Create folder for source code:

from pathlib import Path
Path("src").mkdir(exist_ok=True)

Then, import necessary libraries and create a project to host the functions and executions

import digitalhub as dh

project = dh.get_or_create_project("project-mlflow-model-ci")

Generate data

For the sake of simplicity, we use the predefined IRIS dataset.

Training the model

Let us define the training function.

%%writefile "src/train-model.py"
import mlflow
from digitalhub import from_mlflow_run, get_mlflow_model_metrics
from digitalhub_runtime_python import handler
from sklearn import datasets, svm
from sklearn.model_selection import GridSearchCV


@handler(outputs=["model"])
def train_model(project):
    """
    Train an SVM classifier on the Iris dataset with hyperparameter tuning using MLflow
    """
    # Enable MLflow autologging for sklearn
    mlflow.sklearn.autolog(log_datasets=True)

    # Load Iris dataset
    iris = datasets.load_iris()

    # Define hyperparameter search space
    parameters = {"kernel": ("linear", "rbf"), "C": [1, 10]}
    svc = svm.SVC()
    clf = GridSearchCV(svc, parameters)

    # Train model with grid search
    clf.fit(iris.data, iris.target)

    # Get MLflow run information
    run_id = mlflow.last_active_run().info.run_id

    # Extract MLflow run artifacts and metadata for DigitalHub integration
    model_params = from_mlflow_run(run_id)
    metrics = get_mlflow_model_metrics(run_id)

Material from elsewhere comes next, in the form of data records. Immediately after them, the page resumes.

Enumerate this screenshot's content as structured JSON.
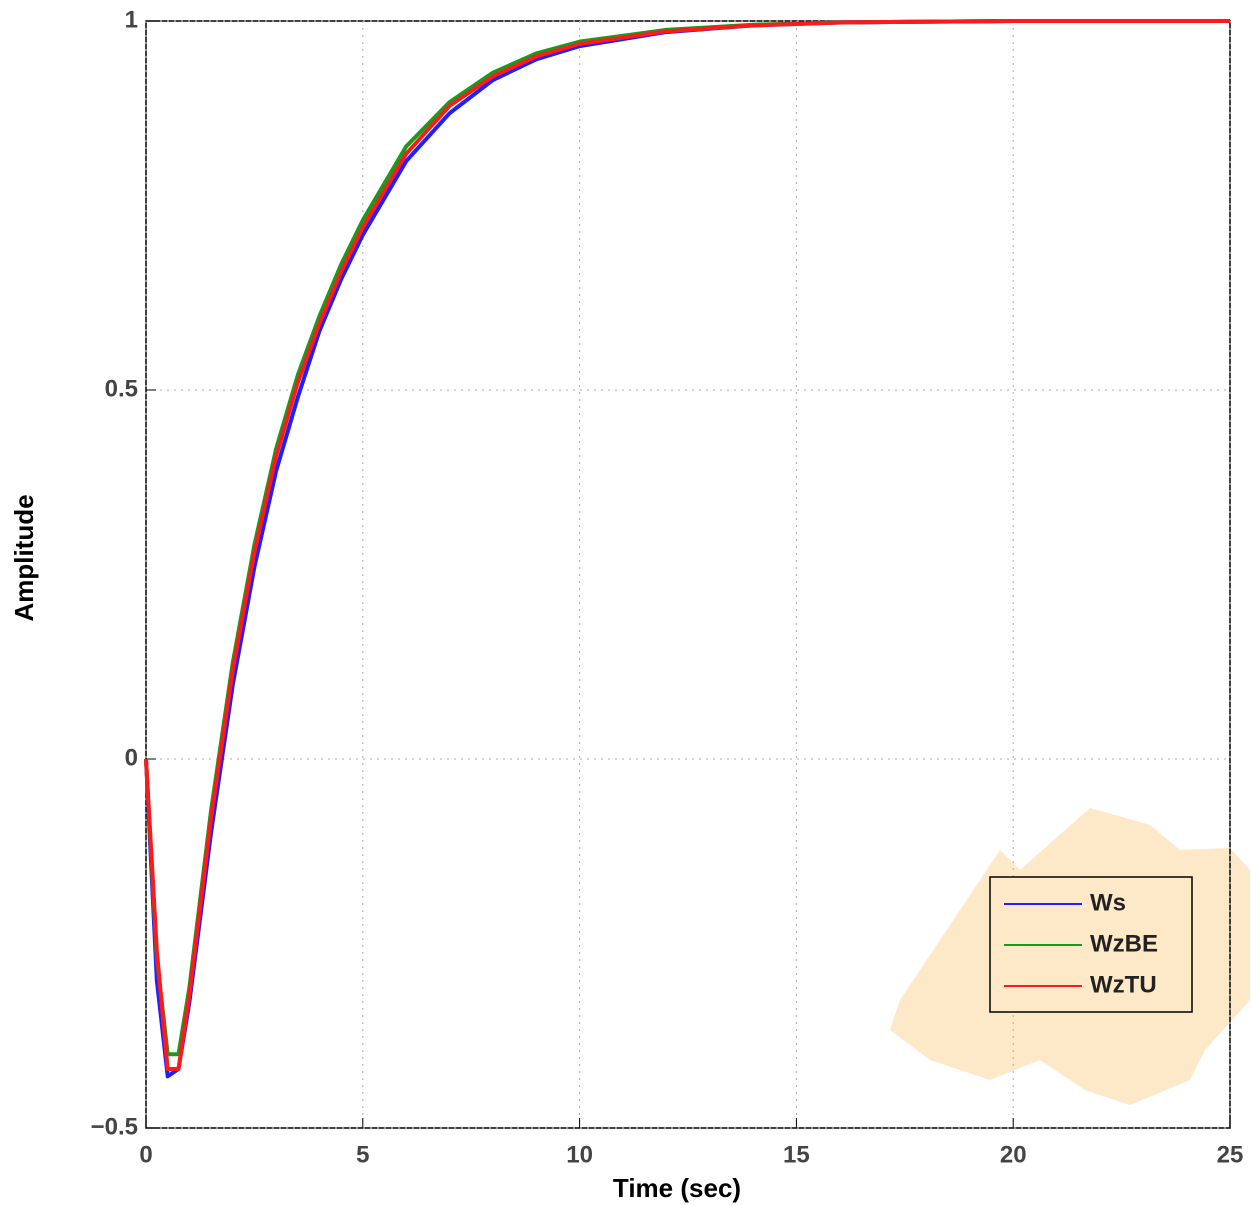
{
  "chart_data": {
    "type": "line",
    "xlabel": "Time (sec)",
    "ylabel": "Amplitude",
    "x": [
      0,
      0.25,
      0.5,
      0.75,
      1,
      1.5,
      2,
      2.5,
      3,
      3.5,
      4,
      4.5,
      5,
      6,
      7,
      8,
      9,
      10,
      12,
      14,
      16,
      20,
      25
    ],
    "series": [
      {
        "name": "Ws",
        "color": "#1f1fff",
        "values": [
          0,
          -0.3,
          -0.43,
          -0.42,
          -0.33,
          -0.1,
          0.1,
          0.26,
          0.39,
          0.49,
          0.58,
          0.65,
          0.71,
          0.81,
          0.875,
          0.92,
          0.948,
          0.966,
          0.985,
          0.994,
          0.998,
          1,
          1
        ]
      },
      {
        "name": "WzBE",
        "color": "#1a9a1a",
        "values": [
          0,
          -0.27,
          -0.4,
          -0.4,
          -0.31,
          -0.07,
          0.13,
          0.29,
          0.42,
          0.52,
          0.6,
          0.67,
          0.73,
          0.83,
          0.89,
          0.93,
          0.956,
          0.972,
          0.988,
          0.995,
          0.998,
          1,
          1
        ]
      },
      {
        "name": "WzTU",
        "color": "#ff1a1a",
        "values": [
          0,
          -0.26,
          -0.42,
          -0.42,
          -0.32,
          -0.08,
          0.12,
          0.28,
          0.41,
          0.51,
          0.59,
          0.66,
          0.72,
          0.82,
          0.885,
          0.925,
          0.952,
          0.969,
          0.986,
          0.994,
          0.998,
          1,
          1
        ]
      }
    ],
    "xlim": [
      0,
      25
    ],
    "xticks": [
      0,
      5,
      10,
      15,
      20,
      25
    ],
    "ylim": [
      -0.5,
      1
    ],
    "yticks": [
      {
        "value": -0.5,
        "label": "−0.5"
      },
      0,
      0.5,
      1
    ],
    "grid": true,
    "legend": "lower right"
  }
}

    # Register model in DigitalHub with MLflow metadata
    model = project.log_model(name="iris-classifier", kind="mlflow", **model_params)
    model.log_metrics(metrics)
    return model

The function creates an SVC model with the scikit-learn framework. Note that here we use the autologging functionality of MLFlow and then construct the necessary model metadata out of the tracked MLFlow model. Specifically, MLFlow creates a series of artifacts that describe the model and the corresponding model files, as well as additional files representing the model properties and metrics.

We then log the model of mlflow kind using the extract metadata as kwargs.

Let us register it:

train_fn = project.new_function(
    name="train-mlflow-model",
    kind="python",
    python_version="PYTHON3_10",
    code_src="src/train-model.py",
    handler="train_model",
    requirements=["numpy<2", "mlflow<3"],
)

and run it locally:

train_model_run = train_fn.run(action="job", wait=True)

As a result, a new model is registered in the Core and may be used by different inference operations:

model = train_model_run.output("model")
model.spec.path

Lastly, we'll deploy and test the model.